Calligarich, non a caso nato ad Asmara, tratteggia con schiettezza priva di scorciatoie semplicistiche la relazione con l’alterità etnica: al razzismo aperto ed ebete di Umberto – “re Mitraglia”, presto bersaglio dei colpi giustizieri di Gaetano Bresci – che chiama gli africani “scimmie” e Bottego “amico dei negri”, si contrappone il cameratismo paternalistico dell’esploratore, disposto a prendersi un’amante nera, la bella e altera Batula, o a portarsi per qualche tempo a casa in Italia, come uno di famiglia, la fedele guida Mohamed, ma, con identica noncuranza, a bruciare villaggi riottosi e frustare a sangue o fucilare portatori inaffidabili. D’altra parte, se siamo realisti, l’esplorazione non è uno scherzo, si rischia la vita: l’Africa è un luogo estremo e i suoi popoli, molto meno scimmie dei Savoia, non sono amichevoli né remissivi. Dopo la sconfitta di Adua – racconta Calligarich – gli ascari dell’esercito italiano, fatti prigionieri dalle truppe di Menelik e considerati traditori, vengono tutti amputati della mano destra e del piede sinistro, per renderli inabili a qualsiasi attività militare: da Roma si impianterà ad Asmara una ditta di strumenti medico-chirurgici per una massiccia produzione di protesi. L’avventura coloniale è un gioco cruento, grondante di sangue e sudore, con qualche occasionale schizzo di sperma: se di amore si tratta, assomiglia più che altro a uno stupro.

La riflessione e l’affabulazione sul nostro passato rimosso – solo Ennio Flaiano con Tempo di uccidere, aveva osato senza infingimenti estrarre lo scheletro dall’armadio – sembra in questi ultimi anni dare frutti letterari tardivi ma proficui: Una vita all’estremo, che ci proietta direttamente alle origini del nazionale sogno (o incubo) africano, si inserisce perfettamente in questa catartica temperie.

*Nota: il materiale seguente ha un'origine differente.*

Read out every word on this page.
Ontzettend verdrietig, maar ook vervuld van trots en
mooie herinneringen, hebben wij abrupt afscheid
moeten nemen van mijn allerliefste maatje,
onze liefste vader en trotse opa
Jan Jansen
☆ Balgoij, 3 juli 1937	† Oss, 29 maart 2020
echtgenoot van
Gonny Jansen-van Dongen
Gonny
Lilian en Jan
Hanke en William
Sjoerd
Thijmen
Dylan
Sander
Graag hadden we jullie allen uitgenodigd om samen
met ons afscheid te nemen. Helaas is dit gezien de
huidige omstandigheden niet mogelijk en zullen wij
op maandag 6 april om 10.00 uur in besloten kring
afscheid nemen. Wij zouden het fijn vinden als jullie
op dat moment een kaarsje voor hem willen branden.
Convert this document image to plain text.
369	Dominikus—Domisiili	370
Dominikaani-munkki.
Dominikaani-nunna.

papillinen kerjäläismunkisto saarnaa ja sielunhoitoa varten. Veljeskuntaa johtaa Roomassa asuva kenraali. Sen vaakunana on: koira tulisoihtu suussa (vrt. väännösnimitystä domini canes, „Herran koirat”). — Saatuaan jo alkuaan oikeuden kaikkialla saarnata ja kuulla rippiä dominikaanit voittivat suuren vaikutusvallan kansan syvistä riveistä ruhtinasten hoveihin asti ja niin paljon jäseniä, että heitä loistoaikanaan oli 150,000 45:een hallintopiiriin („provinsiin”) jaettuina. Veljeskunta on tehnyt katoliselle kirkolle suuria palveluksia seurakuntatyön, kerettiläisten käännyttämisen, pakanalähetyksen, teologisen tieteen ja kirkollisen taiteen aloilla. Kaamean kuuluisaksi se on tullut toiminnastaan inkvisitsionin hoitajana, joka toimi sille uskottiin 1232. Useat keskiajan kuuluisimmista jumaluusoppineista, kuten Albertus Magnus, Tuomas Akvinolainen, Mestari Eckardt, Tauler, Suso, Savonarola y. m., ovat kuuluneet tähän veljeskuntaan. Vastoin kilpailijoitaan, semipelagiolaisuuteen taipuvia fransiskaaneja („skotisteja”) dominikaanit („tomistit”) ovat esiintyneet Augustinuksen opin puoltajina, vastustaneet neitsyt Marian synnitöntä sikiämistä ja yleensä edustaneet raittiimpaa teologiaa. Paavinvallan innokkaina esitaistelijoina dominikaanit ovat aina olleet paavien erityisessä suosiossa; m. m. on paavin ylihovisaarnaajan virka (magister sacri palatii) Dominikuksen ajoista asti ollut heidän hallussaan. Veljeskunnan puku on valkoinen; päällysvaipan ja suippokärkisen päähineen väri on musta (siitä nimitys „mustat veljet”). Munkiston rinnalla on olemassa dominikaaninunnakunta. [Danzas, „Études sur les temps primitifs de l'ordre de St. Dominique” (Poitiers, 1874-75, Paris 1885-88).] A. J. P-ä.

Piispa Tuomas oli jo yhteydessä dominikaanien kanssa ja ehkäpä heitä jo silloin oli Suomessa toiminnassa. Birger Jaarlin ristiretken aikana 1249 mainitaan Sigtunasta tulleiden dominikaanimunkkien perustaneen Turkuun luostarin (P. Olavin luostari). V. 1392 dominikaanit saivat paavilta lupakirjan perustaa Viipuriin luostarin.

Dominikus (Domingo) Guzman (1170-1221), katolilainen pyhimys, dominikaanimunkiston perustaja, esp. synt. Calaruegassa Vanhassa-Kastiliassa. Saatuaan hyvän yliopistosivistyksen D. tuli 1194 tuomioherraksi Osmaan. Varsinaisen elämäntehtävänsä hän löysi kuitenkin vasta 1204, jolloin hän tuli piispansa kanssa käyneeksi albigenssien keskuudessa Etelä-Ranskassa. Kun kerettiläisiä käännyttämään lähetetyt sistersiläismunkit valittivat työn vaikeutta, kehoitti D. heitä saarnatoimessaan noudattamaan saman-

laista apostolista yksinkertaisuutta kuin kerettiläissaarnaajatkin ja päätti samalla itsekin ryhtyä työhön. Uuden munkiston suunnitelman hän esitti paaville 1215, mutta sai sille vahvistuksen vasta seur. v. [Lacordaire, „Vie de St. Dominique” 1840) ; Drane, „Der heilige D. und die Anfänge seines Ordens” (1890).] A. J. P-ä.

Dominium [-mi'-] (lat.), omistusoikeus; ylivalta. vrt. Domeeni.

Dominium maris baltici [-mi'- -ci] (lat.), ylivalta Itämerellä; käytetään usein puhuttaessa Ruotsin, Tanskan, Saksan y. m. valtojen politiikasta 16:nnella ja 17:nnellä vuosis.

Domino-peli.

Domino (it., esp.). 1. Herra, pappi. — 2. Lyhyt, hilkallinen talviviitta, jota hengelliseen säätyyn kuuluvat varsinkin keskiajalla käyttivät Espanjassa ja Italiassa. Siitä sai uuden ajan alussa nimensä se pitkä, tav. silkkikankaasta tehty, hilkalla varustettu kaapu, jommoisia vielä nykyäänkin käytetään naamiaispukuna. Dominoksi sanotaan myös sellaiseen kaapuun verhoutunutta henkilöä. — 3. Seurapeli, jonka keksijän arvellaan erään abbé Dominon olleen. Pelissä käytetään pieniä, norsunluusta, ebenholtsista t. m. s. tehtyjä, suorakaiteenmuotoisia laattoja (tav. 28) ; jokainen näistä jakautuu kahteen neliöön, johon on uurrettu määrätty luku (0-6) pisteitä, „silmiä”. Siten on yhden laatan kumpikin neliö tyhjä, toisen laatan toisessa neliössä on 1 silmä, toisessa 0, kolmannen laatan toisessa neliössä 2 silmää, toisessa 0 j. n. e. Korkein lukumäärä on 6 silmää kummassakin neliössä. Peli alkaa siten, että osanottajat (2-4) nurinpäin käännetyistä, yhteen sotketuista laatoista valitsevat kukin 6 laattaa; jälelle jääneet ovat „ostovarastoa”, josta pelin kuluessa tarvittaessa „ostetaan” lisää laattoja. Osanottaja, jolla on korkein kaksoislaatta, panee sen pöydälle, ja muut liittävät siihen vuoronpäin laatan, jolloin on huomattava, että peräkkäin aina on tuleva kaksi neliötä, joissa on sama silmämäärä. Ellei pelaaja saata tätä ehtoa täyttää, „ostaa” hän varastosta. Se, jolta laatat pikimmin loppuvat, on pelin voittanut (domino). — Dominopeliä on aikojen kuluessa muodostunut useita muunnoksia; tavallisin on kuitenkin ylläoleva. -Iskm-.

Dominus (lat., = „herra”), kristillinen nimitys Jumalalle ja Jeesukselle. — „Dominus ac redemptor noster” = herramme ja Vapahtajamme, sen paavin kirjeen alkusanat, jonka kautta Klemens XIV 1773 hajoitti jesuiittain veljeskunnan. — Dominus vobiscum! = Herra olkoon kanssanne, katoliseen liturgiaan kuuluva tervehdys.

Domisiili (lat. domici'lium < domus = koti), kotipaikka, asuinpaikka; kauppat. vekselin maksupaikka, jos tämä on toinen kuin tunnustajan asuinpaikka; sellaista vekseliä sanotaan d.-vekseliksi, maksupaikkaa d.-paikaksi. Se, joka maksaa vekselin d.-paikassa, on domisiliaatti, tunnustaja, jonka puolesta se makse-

Auguriamo a questo bel romanzo la stessa fortuna e longevità de L’Ultima estate in città, esordio narrativo di Calligarich nel 1970: tradotto recentemente in Francia da Gallimard ha vinto il Premio Fitzgerald diventando in breve un caso internazionale pubblicato in venti paesi tra cui Stati Uniti, Inghilterra, Olanda, Spagna, Grecia e Israele.